Power Class | 送信出力の要件 |
Class 1 | 100 mW(+20 dBm) ≧ 送信出力 > 10 mW(+10 dBm) |
Class 1.5 | 10 mW(+10 dBm) ≧ 送信出力 > 2.5 mW(+4 dBm) |
Class 2 | 2.5 mW(+4 dBm) ≧ 送信出力 > 1 mW(0 dBm) |
Class 3 | 1 mW(0 dBm) ≧ 送信出力 ≧ 0.01 mW(-20 dBm) |
この表に従ってClassを定義する場合、例えば弊社BLEモジュール『LINBLE-Z1』の送信出力は+4 dBmのためClass 2に相当、Long Range対応BLEモジュール『LINBLE-LR1』の送信出力は+8 dBmのためClass 1.5に相当します。参考にはなりますが、Bluetooth Classicとは?BLEとは?その違いについて下記の記事で解説しています。
Classと技適との関係性
一方で、日本でBluetoothデバイスを使用する際には技適(日本の電波法)に準拠する必要があります。現状、日本の電波法にあてはめると、Bluetoothデバイスの送信出力(空中線電力、または伝導電力)は以下の基準内に収めなくてはなりません。
- Bluetooth Classic:3 mW/MHz以下(1MHz当たりの電力として規定)
- BLE:10 mW以下(全電力として規定)
- 但し、量産のバラつきで+20%までは許容されているが、意図的に+20%上げた設定値をもたせることは不可
ClassはあくまでもBluetoothのルールであり、実現可能な最大送信出力はデバイスを使用する国や地域の電波法によって異なります。また、Bluetooth ClassicとBLEでも基準が異なるので注意が必要です。
Classと通信距離との関係性は?
お客様とお話していると『Classと通信距離』の関係性について、誤解をされている方がいらっしゃいます。このパートではよくありがちな誤解を例に挙げ、Classと通信距離の関係性について解説します。
よくある誤解①「通信距離ってClass 1は100m、Class 2は10m、Class 3は1mだよね」
まずは、通信距離という言葉について。Classに関する情報の中では『到達距離』と『通信距離』を混同して使用していることがあります。しかしながら、『到達距離』と『通信距離』の意味は大きく異なります。
『到達距離』とは、やり投げのようなイメージで単一方向に対して電波が届く距離を示しています。一方、『通信距離』とはキャッチボールのようなイメージで双方向に対して電波の送受信を繰り返せる距離を示しています。つまり、『到達距離』は送信側の出力が大きければ遠くまで飛ばせるのに対し、『通信距離』は双方の出力が強くなければ距離が伸びません。
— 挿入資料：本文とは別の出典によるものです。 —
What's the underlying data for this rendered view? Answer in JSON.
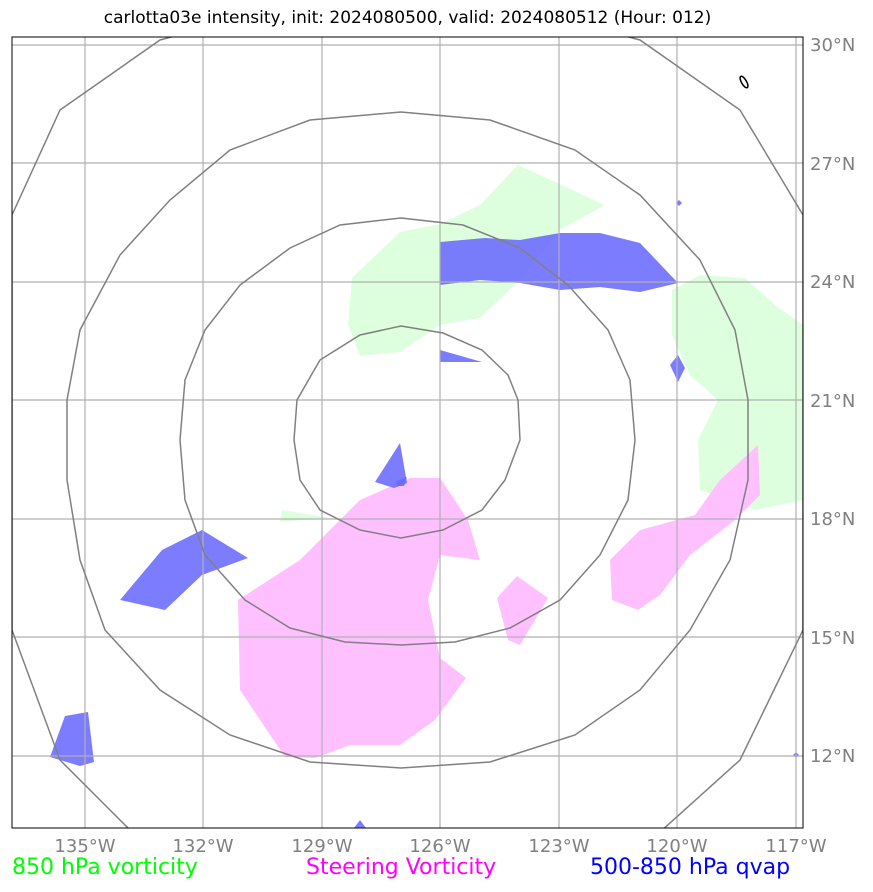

さらに『通信距離』は通信仕様や環境、通信要件(データ通信ができるかではなく、接続が維持できるかどうか?など)によっても異なります。
大前提ですが、Bluetooth SIGがClass毎に規定しているのは『送信出力』のみであり、通信距離は定義していません。
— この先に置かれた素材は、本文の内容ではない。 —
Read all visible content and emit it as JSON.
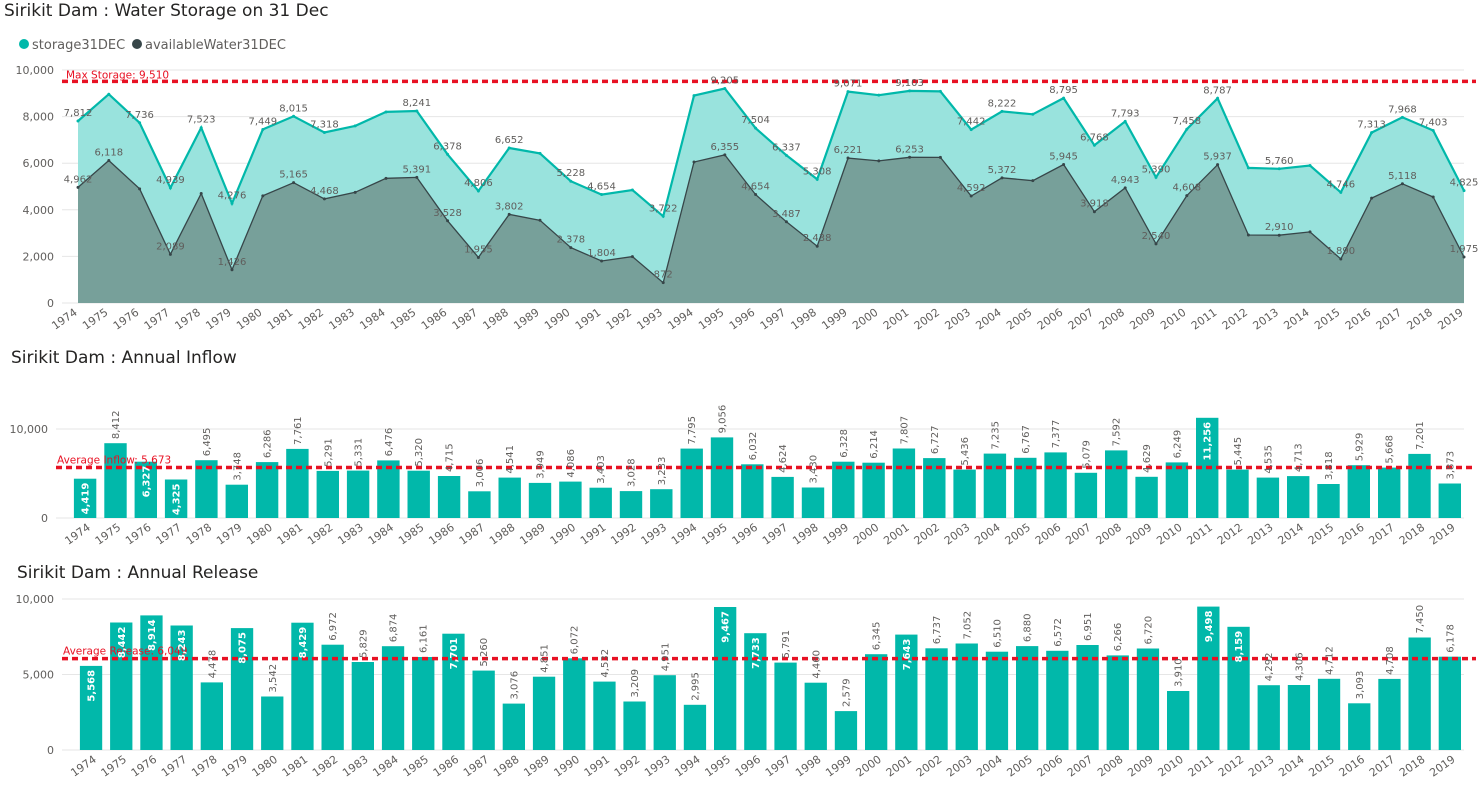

つまり単純に「Class1だから100m」「Class2だから10m程度」と言えるわけではなく、『Class 1は100m、Class 2は10m、Class 3は1m』というのは都市伝説的に言われているに過ぎません。
だからこそ重要なのは「実環境での実測」であり、机上での通信距離算出は非常に危険です。
そこで、通信距離に関する実データを基に、机上での通信距離算出が非常に危険な理由をお話していきます。
【危険な理由】通信仕様だけでも大きく異なる
下記のグラフはBLE Class 1.5の通信距離計測結果のデータです。1M PHY、2M PHY、Coded PHYそれぞれの計測結果ですが、選択するPHYの条件を変更するだけで、通信距離が100m以上異なることが分かります。
Bluetoothのバージョン、Bluetooth 5.0以降からの追加機能であるCoded PHYを選択することで長距離通信が可能になりました。
【危険な理由】同じ通信仕様でも通信環境によっても大きく異なる
下記グラフもBLE Class 1.5の通信距離計測結果ですが、PHYが同条件だったとしても、通信環境(計測場所)が異なるだけで、通信距離が50m以上異なることが分かります。
よくある誤解②「Class 1モジュールを使えばClass 1の通信ができるよね」
双方向通信を行う上では対向機(通信相手)の性能も重要です。例えばBLEモジュールを搭載したBluetoothデバイスとスマホとのBluetooth通信の場合、BLEモジュールの性能はもちろんのこと、スマホ側の性能も重要になります。
仮にBluetoothデバイス側がClass 1の性能を持っていたとしても、スマホ側の性能がClass 2レベルであれば、送信出力レベルが不釣り合いになり、期待する性能が発揮されません。
このようにClassだけで通信距離を判断することは難しく、通信の仕方や環境、対向機の選定などが重要になります。